Black Panther: Wakanda Forever, la recensione: l’eredità del re

Black Panther: Wakanda Forever, la recensione: l'eredità del re

Il re nobile di Wakanda è morto, la tecnologia e la magia ancestrale delle tradizioni degli antichi non hanno potuto nulla contro la fatalità. Il regno ritorna nelle mani della regina madre che cerca di governare una situazione in bilico fra il dolore del lutto, le minacce esterne sempre più risolute ed una società che senza il suo paladino Black Phanter sembra essere ad un passo dalla caduta. Nel momento più oscuro appare dalle acque un re nemico, che come il re perduto deve il suo potere ad una pianta magica ed un metallo invincibile. Ma il suo non è un saluto, bensì un ultimatum. Con Black Panther: Wakanda Forever (trailer) Ryan Coogler mette in scena quello che ad oggi è il film Disney MCU più drammatico della sua storia, nonché quello con più spazio alla psicologia dei personaggi, alle loro fragilità e con una costruzione dell’elaborazione del lutto mai concessa ad un film del mondo Marvel.

La morte di Chadwick Boseman ha rappresentato non solo la fine della vita di un talento ma anche di un progetto che la Disney e la Marvel avevano sviluppato per durare nel tempo; per non parlare dell’impatto mediatico che ha avuto questa perdita, facendo molto rapidamente dell’attore perduto una vera icona della cultura pop contemporanea. Coogler quindi riparte proprio dall’iconicità del volto di Boseman e fa della perdita dell’eroe il tema dominante del suo racconto cinematografico, costruendo sul vuoto una solida struttura narrativa, un film maturo ed una soluzione narrativa del tutto diversa da qualsiasi film sia stato fino ad ora prodotto in casa Marvel. Alla qualità di una scrittura matura si aggiunge la determinazione di fare dell’opera un simbolo della nuova cultura afroamericana ed un prodotto sopra lo standard cinematografico, che fa del pensiero anticolonialista e della critica storica alle conquiste imperialiste bianche un punto basilare per la comprensione del testo ed un motore credibile per i percorsi interiori dei protagonisti.

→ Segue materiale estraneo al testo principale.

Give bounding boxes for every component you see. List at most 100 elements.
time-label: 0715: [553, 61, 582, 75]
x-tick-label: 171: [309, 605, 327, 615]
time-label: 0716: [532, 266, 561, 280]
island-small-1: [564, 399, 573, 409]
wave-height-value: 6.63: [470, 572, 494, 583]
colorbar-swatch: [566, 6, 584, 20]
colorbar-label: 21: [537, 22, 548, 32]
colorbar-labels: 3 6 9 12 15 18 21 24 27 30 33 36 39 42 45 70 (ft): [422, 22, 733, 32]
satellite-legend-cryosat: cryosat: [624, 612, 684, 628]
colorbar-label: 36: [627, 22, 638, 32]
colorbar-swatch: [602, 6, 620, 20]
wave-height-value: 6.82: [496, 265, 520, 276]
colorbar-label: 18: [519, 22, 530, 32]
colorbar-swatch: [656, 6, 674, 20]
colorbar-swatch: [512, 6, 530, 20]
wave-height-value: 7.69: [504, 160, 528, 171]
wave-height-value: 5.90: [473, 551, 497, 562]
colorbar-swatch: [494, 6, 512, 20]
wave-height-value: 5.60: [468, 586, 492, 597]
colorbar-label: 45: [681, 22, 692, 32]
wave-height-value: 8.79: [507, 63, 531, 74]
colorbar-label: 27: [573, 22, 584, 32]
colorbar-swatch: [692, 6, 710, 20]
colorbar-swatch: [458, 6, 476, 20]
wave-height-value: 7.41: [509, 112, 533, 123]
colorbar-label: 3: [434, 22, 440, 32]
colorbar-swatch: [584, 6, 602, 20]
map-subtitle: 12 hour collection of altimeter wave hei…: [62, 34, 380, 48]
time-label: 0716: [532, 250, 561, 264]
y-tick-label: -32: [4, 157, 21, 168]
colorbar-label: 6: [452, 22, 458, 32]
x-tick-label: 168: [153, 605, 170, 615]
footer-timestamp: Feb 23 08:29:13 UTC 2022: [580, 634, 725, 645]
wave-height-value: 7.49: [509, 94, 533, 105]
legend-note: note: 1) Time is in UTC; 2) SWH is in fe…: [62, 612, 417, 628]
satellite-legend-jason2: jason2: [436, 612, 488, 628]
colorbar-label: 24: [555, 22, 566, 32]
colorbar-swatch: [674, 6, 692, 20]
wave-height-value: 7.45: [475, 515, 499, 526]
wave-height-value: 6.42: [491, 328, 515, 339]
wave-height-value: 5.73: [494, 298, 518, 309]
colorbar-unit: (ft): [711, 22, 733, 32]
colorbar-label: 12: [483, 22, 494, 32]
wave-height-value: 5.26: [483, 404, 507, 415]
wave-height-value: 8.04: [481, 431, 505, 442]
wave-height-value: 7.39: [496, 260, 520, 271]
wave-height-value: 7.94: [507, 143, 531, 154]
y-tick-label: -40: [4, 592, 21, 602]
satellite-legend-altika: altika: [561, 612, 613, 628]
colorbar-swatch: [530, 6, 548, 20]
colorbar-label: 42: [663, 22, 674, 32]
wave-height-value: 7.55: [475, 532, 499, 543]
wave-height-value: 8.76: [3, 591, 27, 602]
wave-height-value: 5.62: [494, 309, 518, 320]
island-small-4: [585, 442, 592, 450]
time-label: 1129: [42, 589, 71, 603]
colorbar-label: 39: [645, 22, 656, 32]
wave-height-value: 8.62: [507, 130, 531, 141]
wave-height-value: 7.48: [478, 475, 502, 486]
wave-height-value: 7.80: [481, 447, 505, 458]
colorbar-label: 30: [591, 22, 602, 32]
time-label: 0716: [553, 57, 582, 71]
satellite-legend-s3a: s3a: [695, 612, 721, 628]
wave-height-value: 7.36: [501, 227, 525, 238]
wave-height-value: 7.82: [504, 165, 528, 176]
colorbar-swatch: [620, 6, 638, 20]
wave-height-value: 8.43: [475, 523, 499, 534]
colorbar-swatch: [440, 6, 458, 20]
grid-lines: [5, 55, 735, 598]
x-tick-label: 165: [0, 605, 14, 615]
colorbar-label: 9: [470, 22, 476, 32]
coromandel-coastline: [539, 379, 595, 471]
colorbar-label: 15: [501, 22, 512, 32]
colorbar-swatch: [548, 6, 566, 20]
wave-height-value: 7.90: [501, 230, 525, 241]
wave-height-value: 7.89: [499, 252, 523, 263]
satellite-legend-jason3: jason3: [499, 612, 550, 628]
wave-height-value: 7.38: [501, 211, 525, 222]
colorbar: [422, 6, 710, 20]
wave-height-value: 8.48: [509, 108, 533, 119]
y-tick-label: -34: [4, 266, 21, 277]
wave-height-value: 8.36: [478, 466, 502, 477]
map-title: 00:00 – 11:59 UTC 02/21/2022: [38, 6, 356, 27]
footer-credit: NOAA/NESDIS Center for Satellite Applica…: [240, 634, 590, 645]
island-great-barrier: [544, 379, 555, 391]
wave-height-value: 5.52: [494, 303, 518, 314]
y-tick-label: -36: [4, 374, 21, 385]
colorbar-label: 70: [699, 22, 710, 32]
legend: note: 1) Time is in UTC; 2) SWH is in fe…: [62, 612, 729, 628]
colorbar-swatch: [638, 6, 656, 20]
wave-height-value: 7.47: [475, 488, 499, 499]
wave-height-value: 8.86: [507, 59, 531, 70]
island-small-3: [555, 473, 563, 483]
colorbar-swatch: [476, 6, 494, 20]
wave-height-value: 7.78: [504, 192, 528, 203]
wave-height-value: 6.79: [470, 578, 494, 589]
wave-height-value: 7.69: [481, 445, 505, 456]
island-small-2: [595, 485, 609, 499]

Se da una parte il progetto deve riscrivere la mitologia di Black Panther dovendosi adeguare alla perdita extradiegetica e sviluppando così un film, un personaggio (ora passato a Letitia Wright) ed un mondo che devono per riflesso adeguarsi al lutto e trovare un nuovo equilibrio, dall’altra agli sceneggiatori spetta il compito di dover riscrivere il mito del personaggio dei fumetti Namor (Tenoch Huerta). Nato nel 1939 ed originariamente bianco, Namor è da sempre raccontato come un atlantideo ambizioso ed arrogante che odia l’umanità per lo sfruttamento del mare e si pone, da tradizionale villain degli anni ’30, come arrogante teorico di una razza superiore a cui ritiene di appartenere. Nella nuova versione il regno di Namor è frutto delle violenze ispaniche colonialiste e lui come il suo popolo non sono altro che Maya sfuggiti al massacro e divenuti i fondatori dell’Atlantide del mondo Marvel. Il personaggio è molto più ricco e sfaccettato rispetto a quello dei fumetti e le sue nuove origini lo rendono interessante ed innovativo. Così le due più potenti nazioni al mondo sono in realtà segrete e frutto delle mostruosità prodotte dell’avidità dell’Occidente bianco.

Ai personaggi visti nel primo film stand alone di Black Panther viene concesso di crescere, di subire perdite e umiliazioni che ne arricchiscono la natura e lo spessore psicologico. Forse l’unica figura che lascia perplessi è quella di Ironheart (Dominique Thorne), futura protagonista di una serie Disney+ sul sottofilone di Iron Man. Un personaggio che sembra appiccicato alla peggio al resto della storia e stona quasi sempre con il contesto narrativo. Per non parlare di quanto sia brutta l’armatura con cui affronta il finale: se la figura di Ironheart sembra del tutto buttata dentro dal punto di vista della sceneggiatura, la sua immagine estetica è completamente incoerente con l’ambiente e graficamente fuori posto con il resto del film.

Black Panther: Wakanda Forever ha una resa spettacolare di notevole livello e se ne consiglia la visione al cinema piuttosto che in streaming: Trattandosi di uno dei film più seri e ben drammatizzati dell’MCU merita il rispetto di una visione sul grande schermo. Da menzionare il valente contributo di Angela Bassett e la colonna sonora di Ludwig Göransson, con una selezione di alcune canzoni molto interessanti e bene integrate.

Black Panther: Wakanda Forever è al cinema dal 9 novembre.